Na maioria desses filmes, a bruxa assume seu maior estereótipo, de mulher demoníaca e transmorfa. Nos infantis Abracadabra e Convenção das Bruxas, um grupo de maléficas se une para capturar crianças indefesas. No primeiro, inclusive, as três irmãs bruxas são condenadas à forca antes de ressuscitarem por magia negra 300 anos depois, no dia do Halloween. Já no segundo, mulheres de todos os lugares se reúnem em um hotel para discutirem novas formas de exterminar os pequenos. Dessa forma, é fácil sentir medo de tudo o que elas representam.
Em As Bruxas de Eastwick, também um trio de poderosas resolve se vingar de um homem que as seduziu, demonstrando sua alta capacidade de rancor e influência masculina. Já em Caça às Bruxas e João e Maria, o ódio dos caçadores pode ser quase confundido com a misoginia de figuras da época. Em buscas violentas, os protagonistas traçam planos e bolam inúmeras armadilhas. E, quando o tão esperado momento de enfrentamento face a face chega, batalhas dignas de video game fazem o ápice dos filmes.
Os cults A Bruxa e A Bruxa de Blair, no entanto, trazem personagens um tanto diferentes das demais vilãs. No primeiro, raríssimas vezes é mostrado o rosto daquela que assombra a família da história. Por mais assustador que o longa seja, há uma certa mensagem de libertação feminina – ainda que maniqueísta. No segundo, a bruxa do título nunca aparece, mas chega a ser tão malvada e clichê quanto em outras produções. Ainda assim, ambos os filmes são de qualidade inegável; mesmo que não por suas bruxas.

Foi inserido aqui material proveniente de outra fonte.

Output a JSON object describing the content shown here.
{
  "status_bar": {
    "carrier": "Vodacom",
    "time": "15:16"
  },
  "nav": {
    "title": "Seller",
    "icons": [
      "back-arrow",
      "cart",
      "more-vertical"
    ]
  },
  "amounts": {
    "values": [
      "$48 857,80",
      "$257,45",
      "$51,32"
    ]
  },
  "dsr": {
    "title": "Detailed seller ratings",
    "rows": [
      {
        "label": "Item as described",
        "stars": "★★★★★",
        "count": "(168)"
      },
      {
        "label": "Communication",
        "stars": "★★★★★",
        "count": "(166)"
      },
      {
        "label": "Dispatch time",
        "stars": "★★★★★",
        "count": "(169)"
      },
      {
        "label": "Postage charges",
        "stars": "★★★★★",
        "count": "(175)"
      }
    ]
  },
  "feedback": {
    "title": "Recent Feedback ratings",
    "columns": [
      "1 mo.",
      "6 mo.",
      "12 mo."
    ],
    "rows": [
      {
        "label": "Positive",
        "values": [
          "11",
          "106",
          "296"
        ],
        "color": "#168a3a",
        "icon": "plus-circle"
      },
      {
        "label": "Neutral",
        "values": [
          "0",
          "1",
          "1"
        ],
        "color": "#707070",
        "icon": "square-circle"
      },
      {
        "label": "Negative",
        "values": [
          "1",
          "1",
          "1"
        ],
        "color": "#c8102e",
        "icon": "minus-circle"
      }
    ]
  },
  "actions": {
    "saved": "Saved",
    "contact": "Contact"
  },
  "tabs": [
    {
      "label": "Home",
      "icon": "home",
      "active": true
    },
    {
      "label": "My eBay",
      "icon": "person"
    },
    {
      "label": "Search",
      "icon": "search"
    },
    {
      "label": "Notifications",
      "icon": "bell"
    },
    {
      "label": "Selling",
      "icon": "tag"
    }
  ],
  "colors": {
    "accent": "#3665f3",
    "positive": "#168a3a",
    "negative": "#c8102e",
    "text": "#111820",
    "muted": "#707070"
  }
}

SOMOS AS NETAS DAS QUE NÃO QUEIMARAM
Por outros lados, há certo fetichismo e admiração pelo fantástico mundo desses seres. Longas como a série Harry Potter (2001-2011) e Da Magia à Sedução (1998), tais como as séries A Feiticeira (1964) e Sabrina, Aprendiz de Feiticeira (1996), trazem figuras mágicas e muito doces.
A Feiticeira foi inovadora quanto à retratação das bruxas na cultura pop. Samantha (Elizabeth Montgomery) seria uma típica dona de casa dos anos 60, se não fosse por seus poderes. Ela não se parece nada com a figura monstruosa dos contos de fadas e, muito pelo contrário, segue os padrões de beleza socialmente impostos (cabelos claros, olhos azuis e corpo curvilíneo). Tudo isso, somado a seu dom, fizeram de Samantha um objeto extremamente fascinante aos telespectadores.

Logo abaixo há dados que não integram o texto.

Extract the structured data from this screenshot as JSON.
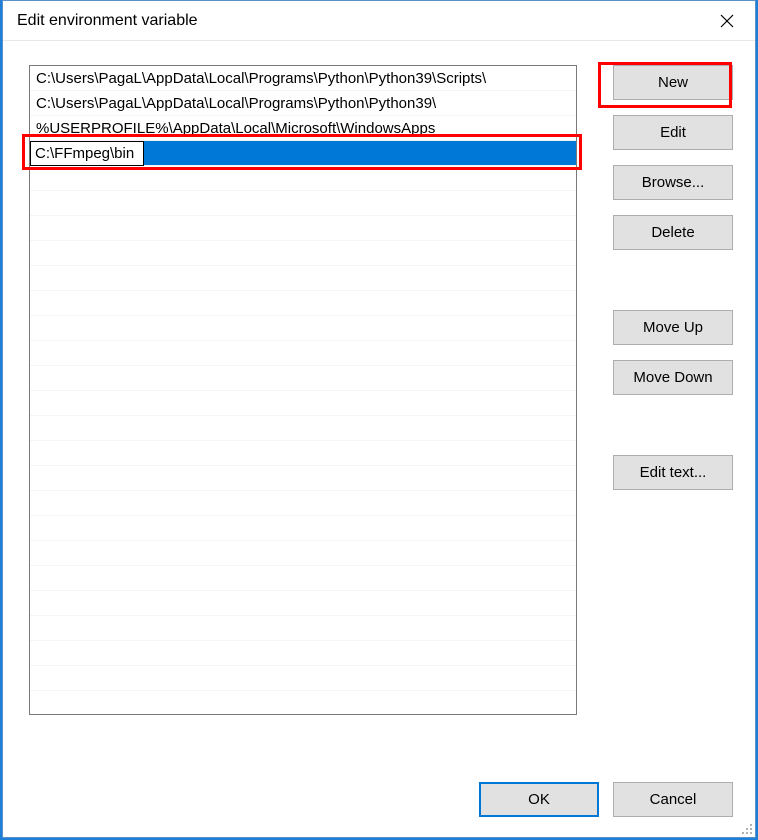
{
  "window": {
    "title": "Edit environment variable"
  },
  "list": {
    "items": [
      "C:\\Users\\PagaL\\AppData\\Local\\Programs\\Python\\Python39\\Scripts\\",
      "C:\\Users\\PagaL\\AppData\\Local\\Programs\\Python\\Python39\\",
      "%USERPROFILE%\\AppData\\Local\\Microsoft\\WindowsApps"
    ],
    "editing_value": "C:\\FFmpeg\\bin"
  },
  "buttons": {
    "new": "New",
    "edit": "Edit",
    "browse": "Browse...",
    "delete": "Delete",
    "move_up": "Move Up",
    "move_down": "Move Down",
    "edit_text": "Edit text...",
    "ok": "OK",
    "cancel": "Cancel"
  }
}
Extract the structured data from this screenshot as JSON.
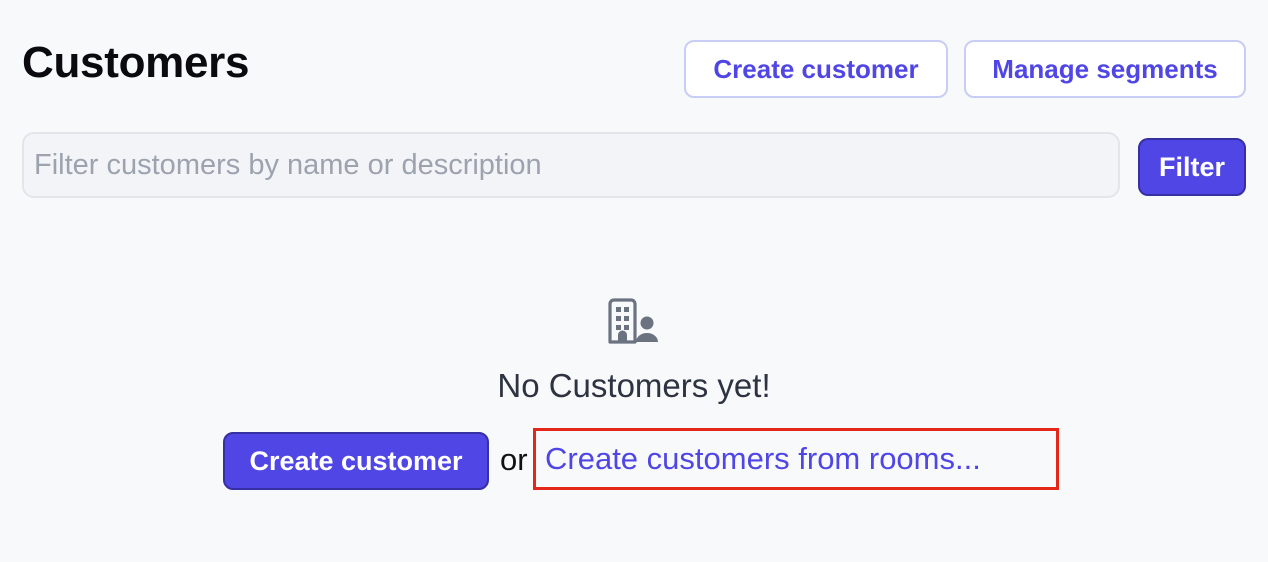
{
  "page": {
    "title": "Customers"
  },
  "header": {
    "create_customer_label": "Create customer",
    "manage_segments_label": "Manage segments"
  },
  "search": {
    "placeholder": "Filter customers by name or description",
    "value": "",
    "filter_label": "Filter"
  },
  "empty_state": {
    "icon": "building-person-icon",
    "message": "No Customers yet!",
    "create_customer_label": "Create customer",
    "or_text": "or",
    "create_from_rooms_label": "Create customers from rooms..."
  },
  "colors": {
    "accent": "#4f46e5",
    "highlight_box": "#e5261b",
    "background": "#f8f9fb"
  }
}
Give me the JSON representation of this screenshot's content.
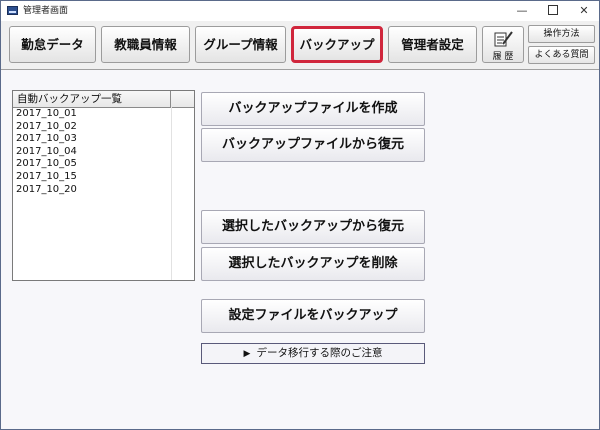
{
  "window": {
    "title": "管理者画面"
  },
  "titlebar": {
    "minimize": "—",
    "close": "✕"
  },
  "toolbar": {
    "tabs": [
      {
        "label": "勤怠データ"
      },
      {
        "label": "教職員情報"
      },
      {
        "label": "グループ情報"
      },
      {
        "label": "バックアップ",
        "active": true
      },
      {
        "label": "管理者設定"
      }
    ],
    "history_label": "履 歴",
    "history_icon": "notepad-pencil-icon",
    "help_label": "操作方法",
    "faq_label": "よくある質問"
  },
  "backup_list": {
    "header": "自動バックアップ一覧",
    "items": [
      "2017_10_01",
      "2017_10_02",
      "2017_10_03",
      "2017_10_04",
      "2017_10_05",
      "2017_10_15",
      "2017_10_20"
    ]
  },
  "actions": {
    "create_backup": "バックアップファイルを作成",
    "restore_from_file": "バックアップファイルから復元",
    "restore_selected": "選択したバックアップから復元",
    "delete_selected": "選択したバックアップを削除",
    "backup_settings": "設定ファイルをバックアップ"
  },
  "note": {
    "icon": "▶",
    "label": "データ移行する際のご注意"
  },
  "colors": {
    "active_tab_border": "#d0263c",
    "app_icon": "#2c4f8f"
  }
}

Similar à ela, Sabrina (Melissa Joan Hart), da série dos anos 90, é uma bruxinha adolescente, de bom coração e forte personalidade. Alguns dos estereótipos de bruxas, como roupas pretas e a companhia do gato preto Salem, são levemente mais presentes do que para Samantha – considerando a época de exibição e seus modismos.
Seguindo essa linha, Da Magia à Sedução, da mesma década de Sabrina, trazia diversos elementos de sucesso entre as adolescentes, desde roupas e acessórios até gírias juvenis. Toda essa cultura fantasiosa atingiu seu ápice quando o primeiro Harry Potter foi lançado nos cinemas. Desde então, a saga do jovem bruxo inspira milhões de fãs e diferentes gerações.
ATUALMENTE
Através de recentes discussões feministas, a imagem da bruxa recebeu novas perspectivas. Para o imaginário feminino, a bruxa tem muito mais significado e peso dramático. Ser chamada de “bruxa” é sinal de xingamento na maioria das vezes. Dessa forma, a reversão de todo o conceito desse ser mítico é muito importante dentro do feminismo. “Somos as netas das bruxas que vocês não conseguiram queimar”, muitas repetem em coro. E, então, nos perguntamos quando finalmente as pessoas serão capazes de diferenciar as bruxas da ficção das da História.